根據CytoHubba中Degree拓撲分析算法篩選出前3個候選Hub基因,即FN1、SOX2和COL1A1,這些在舌鱗狀細胞癌順鉑耐藥細胞樣本中均呈現出顯著高表達,具有成為順鉑耐藥關鍵靶點的潛力,存在極大的研究價值。FN1是一種纖維連接蛋白,為FN蛋白家族的成員,主要位于胞外區的細胞外基質中。研究表明FN1與癌癥的順鉑耐藥過程密切相關,且FN1在順鉑耐藥的卵巢癌中表達顯著上調,但是其分子調控機制尚不明確[13]。目前,有學者在順鉑耐藥的神經母細胞瘤中觀察到上皮間質轉化(epithelial-to-mesenchymal transitions,EMT)的表型,而KURIMOTO R、CHENG M M等[14-15]也發現EMT標志物在順鉑化療耐藥的NSCLC患者組織中表達顯著上調,說明上皮間質轉化途經可以介導順鉑耐藥。FN1是上皮間質轉化的公認標志物,多項功能研究已將其與EMT的生物學行為聯系起來[16]。因此,推測FN1的高表達可能改變舌鱗狀細胞癌的EMT表型,介導惡性上皮細胞向間質細胞轉化,從而促進耐藥性改變。SOX2位于3號染色體的長臂中,位于3q26.3-27區域,屬于SOX基因家族,主要參與腫瘤細胞的增殖、分化、侵襲、轉移、復發等過程[17-18]。作為腫瘤干細胞重要的標志物,SOX2在介導耐藥方面可能與腫瘤干細胞相關的耐藥特征存在密切聯系,被認為有助于耐藥性的早期階段。研究表明增強SOX2啟動子的表達作用,可以促進SOX2表達并導致腫瘤生長和耐藥性,提示其在改變耐藥性方面存在重要作用[19]。COL1A1是膠原蛋白家族的成員,主要參與細胞增殖、遷移及血管生成,而且COL1A1被認為與細胞外基質 (extracellular matrix,ECM) 的變化密切相關,特別是能增強EMC的重塑作用[20-21]。EMC是分布在細胞表面多糖和蛋白,可以保護生物細胞免受外部環境的影響,其屏障作用有助于增加腫瘤細胞對抗微生物劑的耐藥性[22]。推測COL1A1基因表達的改變可以導致異常的基質活化,引起強烈的細胞外基質重塑,出現過度的ECM積累,從而增加順鉑抗性。

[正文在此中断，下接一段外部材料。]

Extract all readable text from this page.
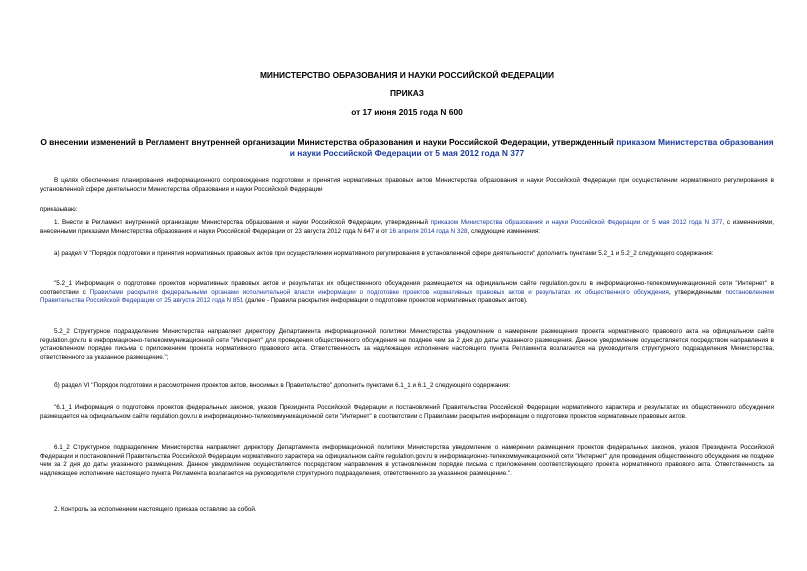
МИНИСТЕРСТВО ОБРАЗОВАНИЯ И НАУКИ РОССИЙСКОЙ ФЕДЕРАЦИИ
ПРИКАЗ
от 17 июня 2015 года N 600
О внесении изменений в Регламент внутренней организации Министерства образования и науки Российской Федерации, утвержденный приказом Министерства образования и науки Российской Федерации от 5 мая 2012 года N 377
В целях обеспечения планирования информационного сопровождения подготовки и принятия нормативных правовых актов Министерства образования и науки Российской Федерации при осуществлении нормативного регулирования в установленной сфере деятельности Министерства образования и науки Российской Федерации
приказываю:
1. Внести в Регламент внутренней организации Министерства образования и науки Российской Федерации, утвержденный приказом Министерства образования и науки Российской Федерации от 5 мая 2012 года N 377, с изменениями, внесенными приказами Министерства образования и науки Российской Федерации от 23 августа 2012 года N 647 и от 16 апреля 2014 года N 328, следующие изменения:
а) раздел V "Порядок подготовки и принятия нормативных правовых актов при осуществлении нормативного регулирования в установленной сфере деятельности" дополнить пунктами 5.2_1 и 5.2_2 следующего содержания:
"5.2_1 Информация о подготовке проектов нормативных правовых актов и результатах их общественного обсуждения размещается на официальном сайте regulation.gov.ru в информационно-телекоммуникационной сети "Интернет" в соответствии с Правилами раскрытия федеральными органами исполнительной власти информации о подготовке проектов нормативных правовых актов и результатах их общественного обсуждения, утвержденными постановлением Правительства Российской Федерации от 25 августа 2012 года N 851 (далее - Правила раскрытия информации о подготовке проектов нормативных правовых актов).
5.2_2 Структурное подразделение Министерства направляет директору Департамента информационной политики Министерства уведомление о намерении размещения проекта нормативного правового акта на официальном сайте regulation.gov.ru в информационно-телекоммуникационной сети "Интернет" для проведения общественного обсуждения не позднее чем за 2 дня до даты указанного размещения. Данное уведомление осуществляется посредством направления в установленном порядке письма с приложением проекта нормативного правового акта. Ответственность за надлежащее исполнение настоящего пункта Регламента возлагается на руководителя структурного подразделения Министерства, ответственного за указанное размещение.";
б) раздел VI "Порядок подготовки и рассмотрения проектов актов, вносимых в Правительство" дополнить пунктами 6.1_1 и 6.1_2 следующего содержания:
"6.1_1 Информация о подготовке проектов федеральных законов, указов Президента Российской Федерации и постановлений Правительства Российской Федерации нормативного характера и результатах их общественного обсуждения размещается на официальном сайте regulation.gov.ru в информационно-телекоммуникационной сети "Интернет" в соответствии с Правилами раскрытия информации о подготовке проектов нормативных правовых актов.
6.1_2 Структурное подразделение Министерства направляет директору Департамента информационной политики Министерства уведомление о намерении размещения проектов федеральных законов, указов Президента Российской Федерации и постановлений Правительства Российской Федерации нормативного характера на официальном сайте regulation.gov.ru в информационно-телекоммуникационной сети "Интернет" для проведения общественного обсуждения не позднее чем за 2 дня до даты указанного размещения. Данное уведомление осуществляется посредством направления в установленном порядке письма с приложением соответствующего проекта нормативного правового акта. Ответственность за надлежащее исполнение настоящего пункта Регламента возлагается на руководителя структурного подразделения, ответственного за указанное размещение.".
2. Контроль за исполнением настоящего приказа оставляю за собой.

本課題根據Hub基因表達量的中位數分為高、低表達組,用wilcox.test計算兩組順鉑敏感性IC50的表達差異,期望從3個Hub基因中篩選出更具有預測價值的目標基因,發現COL1A1基因表達量與順鉑敏感性IC50存在顯著正相關,而且其表達量越高,順鉑的耐藥性也就越強。有報道顯示,馮曉杰等[22]通過干擾COL1A1基因表達成功逆轉A2780-cis/lGROV1-cis細胞的耐藥性,充分證明通過抑制COL1A1表達能增強腫瘤化療的敏感性,可作為個性化逆轉耐藥的重要靶標,從而提高化療效果。本研究與上述文獻報道基本一致,表明該研究具有較大的前瞻性及可信度。本研究利用基因表達譜技術初步證明FN1、SOX2和COL1A1具有作為舌鱗狀細胞癌順鉑耐藥潛在生物標志物的潛力,其中COL1A1最具研究價值,針對其開發新治療藥物或挖掘現有藥物的有效成分,有望成為逆轉順鉑耐藥的關鍵。

綜上所述,本研究通過生物信息學方法篩選出32個DEGs,其中FN1、SOX2和COL1A1作為Hub基因,且順鉑耐藥密切相關。此外,本課題組首次預測出Hub基因與順鉑敏感性IC50的聯系,其中COL1A1基因具有極大的研究價值,可以作為逆轉舌鱗狀細胞癌順鉑耐藥的潛在作用靶點。本研究為舌鱗狀細胞癌順鉑耐藥分子機制及開發敏感藥物靶標提供強有力的理論依據,但仍需更多實驗證據進一步證實。